Myanmar bars lawyer from Suu Kyi trial

YANGON: Myanmar’s military rulers barred a prominent lawyer who applied to defend pro-democracy leader Aung San Suu Kyi in her upcoming trial, the attorney said today.

Suu Kyi, who was taken from her home on Thursday by police, faces a possible five-year prison term for allegedly violating terms of her house arrest by sheltering an American man who swam across a lake to her home.

Her latest arrest has sparked a storm of international appeals to Myanmar’s junta to free the 63-year-old Nobel

Peace Prize winner and to restore democracy in the country, which has been under military rule since 1962.
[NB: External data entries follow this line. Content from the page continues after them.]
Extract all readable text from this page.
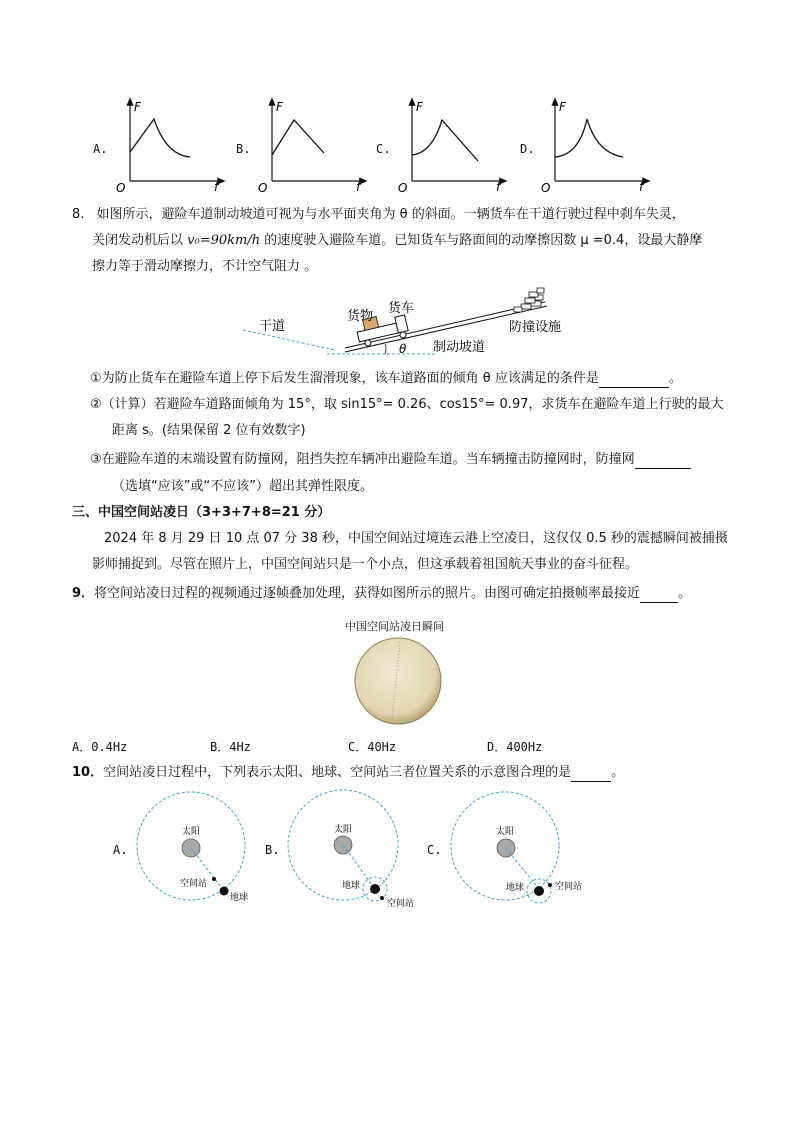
A.
F
f
O
B.
F
f
O
C.
F
f
O
D.
F
f
O
8. 如图所示，避险车道制动坡道可视为与水平面夹角为 θ 的斜面。一辆货车在干道行驶过程中刹车失灵，
关闭发动机后以 v₀=90km/h 的速度驶入避险车道。已知货车与路面间的动摩擦因数 μ =0.4，设最大静摩
擦力等于滑动摩擦力，不计空气阻力 。
干道
货物
货车
防撞设施
制动坡道
θ
①为防止货车在避险车道上停下后发生溜滑现象，该车道路面的倾角 θ 应该满足的条件是	。
②（计算）若避险车道路面倾角为 15°，取 sin15°= 0.26、cos15°= 0.97，求货车在避险车道上行驶的最大
距离 s。(结果保留 2 位有效数字)
③在避险车道的末端设置有防撞网，阻挡失控车辆冲出避险车道。当车辆撞击防撞网时，防撞网
（选填“应该”或“不应该”）超出其弹性限度。
三、中国空间站凌日（3+3+7+8=21 分）
2024 年 8 月 29 日 10 点 07 分 38 秒，中国空间站过境连云港上空凌日，这仅仅 0.5 秒的震撼瞬间被捕摄
影师捕捉到。尽管在照片上，中国空间站只是一个小点，但这承载着祖国航天事业的奋斗征程。
9．将空间站凌日过程的视频通过逐帧叠加处理，获得如图所示的照片。由图可确定拍摄帧率最接近	。
中国空间站凌日瞬间
A．0.4Hz	B．4Hz	C．40Hz	D．400Hz
10．空间站凌日过程中，下列表示太阳、地球、空间站三者位置关系的示意图合理的是	。
A.
太阳
空间站
地球
B.
太阳
地球
空间站
C.
太阳
地球	空间站
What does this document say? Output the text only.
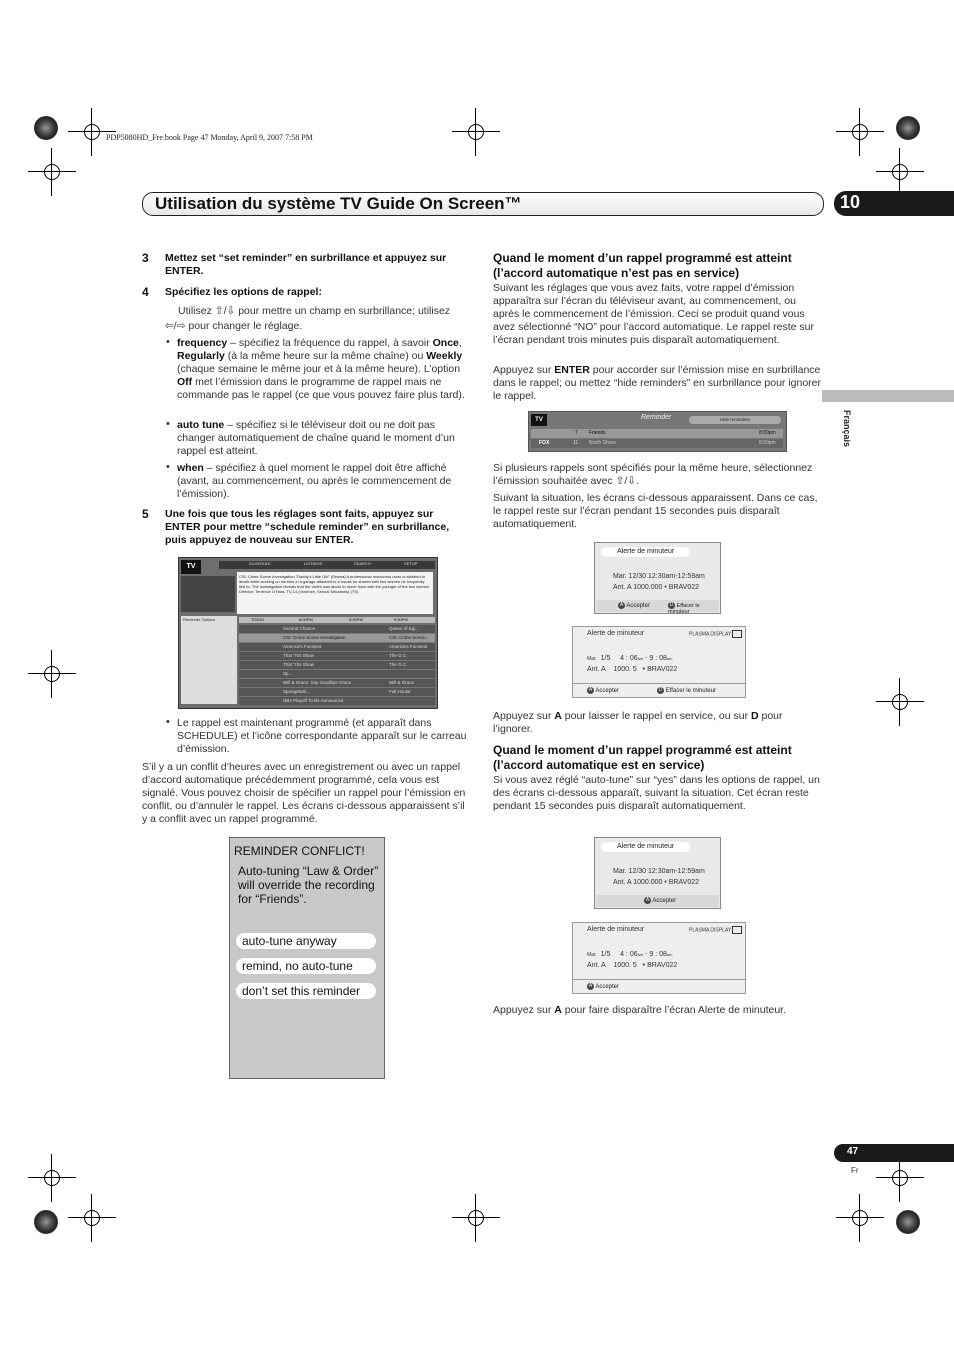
PDP5080HD_Fre.book Page 47 Monday, April 9, 2007 7:58 PM
Utilisation du système TV Guide On Screen™	10
Français
3 Mettez set “set reminder” en surbrillance et appuyez sur ENTER.
4 Spécifiez les options de rappel:
Utilisez ⇧/⇩ pour mettre un champ en surbrillance; utilisez
⇦/⇨ pour changer le réglage.
• frequency – spécifiez la fréquence du rappel, à savoir Once, Regularly (à la même heure sur la même chaîne) ou Weekly (chaque semaine le même jour et à la même heure). L’option Off met l’émission dans le programme de rappel mais ne commande pas le rappel (ce que vous pouvez faire plus tard).
• auto tune – spécifiez si le téléviseur doit ou ne doit pas changer automatiquement de chaîne quand le moment d’un rappel est atteint.
• when – spécifiez à quel moment le rappel doit être affiché (avant, au commencement, ou après le commencement de l’émission).
5 Une fois que tous les réglages sont faits, appuyez sur ENTER pour mettre “schedule reminder” en surbrillance, puis appuyez de nouveau sur ENTER.
TV	SCHEDULE	LISTINGS	SEARCH	SETUP
CSI: Crime Scene Investigation "Daddy's Little Girl" (Drama) A professional motocross racer is stabbed to death while working on his bike in a garage attached to a house he shared with two women he frequently lied to. The investigation reveals that the victim was about to move town with the younger of the two women. Director: Terrence O'Hara. TV-14 (Violence, Sexual Situations) (TS)
Reminder Options	TODAY	8:00PM	8:30PM	9:00PM
Second Chance	Queen of Egi...
CSI: Crime Scene Investigation	CSI: Crime Scene...
America's Funniest	America's Funniest
That '70s Show	The O.C.
That '70s Show	The O.C.
Sp...
Will & Grace: Say Goodbye Grace	Will & Grace
Spongebob...	Full House
NBA Playoff To Be Announced
• Le rappel est maintenant programmé (et apparaît dans SCHEDULE) et l’icône correspondante apparaît sur le carreau d’émission.
S’il y a un conflit d’heures avec un enregistrement ou avec un rappel d’accord automatique précédemment programmé, cela vous est signalé. Vous pouvez choisir de spécifier un rappel pour l’émission en conflit, ou d’annuler le rappel. Les écrans ci-dessous apparaissent s’il y a conflit avec un rappel programmé.
REMINDER CONFLICT!
Auto-tuning “Law & Order” will override the recording for “Friends”.
auto-tune anyway
remind, no auto-tune
don’t set this reminder
Quand le moment d’un rappel programmé est atteint (l’accord automatique n’est pas en service)
Suivant les réglages que vous avez faits, votre rappel d’émission apparaîtra sur l’écran du téléviseur avant, au commencement, ou après le commencement de l’émission. Ceci se produit quand vous avez sélectionné “NO” pour l’accord automatique. Le rappel reste sur l’écran pendant trois minutes puis disparaît automatiquement.
Appuyez sur ENTER pour accorder sur l’émission mise en surbrillance dans le rappel; ou mettez “hide reminders” en surbrillance pour ignorer le rappel.
TV	Reminder	Hide reminders
7 Friends	8:00pm
FOX	11 North Shore	8:00pm
Si plusieurs rappels sont spécifiés pour la même heure, sélectionnez l’émission souhaitée avec ⇧/⇩.
Suivant la situation, les écrans ci-dessous apparaissent. Dans ce cas, le rappel reste sur l’écran pendant 15 secondes puis disparaît automatiquement.
Alerte de minuteur
Mar. 12/30 12:30am-12:59am
Ant. A 1000.000 • BRAV022
A Accepter	D Effacer le minuteur
Alerte de minuteur	PLASMA DISPLAY
Mar. 1/5 4 : 06am - 9 : 08am
Ant. A 1000. 5 • BRAV022
A Accepter	D Effacer le minuteur
Appuyez sur A pour laisser le rappel en service, ou sur D pour l’ignorer.
Quand le moment d’un rappel programmé est atteint (l’accord automatique est en service)
Si vous avez réglé “auto-tune” sur “yes” dans les options de rappel, un des écrans ci-dessous apparaît, suivant la situation. Cet écran reste pendant 15 secondes puis disparaît automatiquement.
Alerte de minuteur
Mar. 12/30 12:30am-12:59am
Ant. A 1000.000 • BRAV022
A Accepter
Alerte de minuteur	PLASMA DISPLAY
Mar. 1/5 4 : 06am - 9 : 08am
Ant. A 1000. 5 • BRAV022
A Accepter
Appuyez sur A pour faire disparaître l’écran Alerte de minuteur.
47
Fr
Despite mounting international protests, the junta appears ready to begin the trial on Monday at Insein Prison, where Suu Kyi is being held along with two assistants who have lived with her.

Lawyer Aung Thein said today that he was dismissed from the country’s Bar Council on Friday, a day after he applied to represent Suu Kyi. He has defended political activists in the past and was earlier jailed for four months for contempt of court.

Suu Kyi was charged on Thursday with violating the terms of her house arrest after being visited by American John William Yettaw, 53, who also faces trial.

Suu Kyi has already spent 13 of the last 19 years in detention without trial for her non-violent promotion of democracy. She had been scheduled to be freed on May 27 after six consecutive years of house arrest but now faces up to five years in prison if convicted, according to one of her lawyers, Hla Myo Myint.

He and another lawyer represented her at the arraignment, but Suu Kyi had asked for three other defence lawyers, including Aung Thein.

President Barack Obama extended for another year a state of emergency regarding Myanmar that maintains sanctions against the military-run country.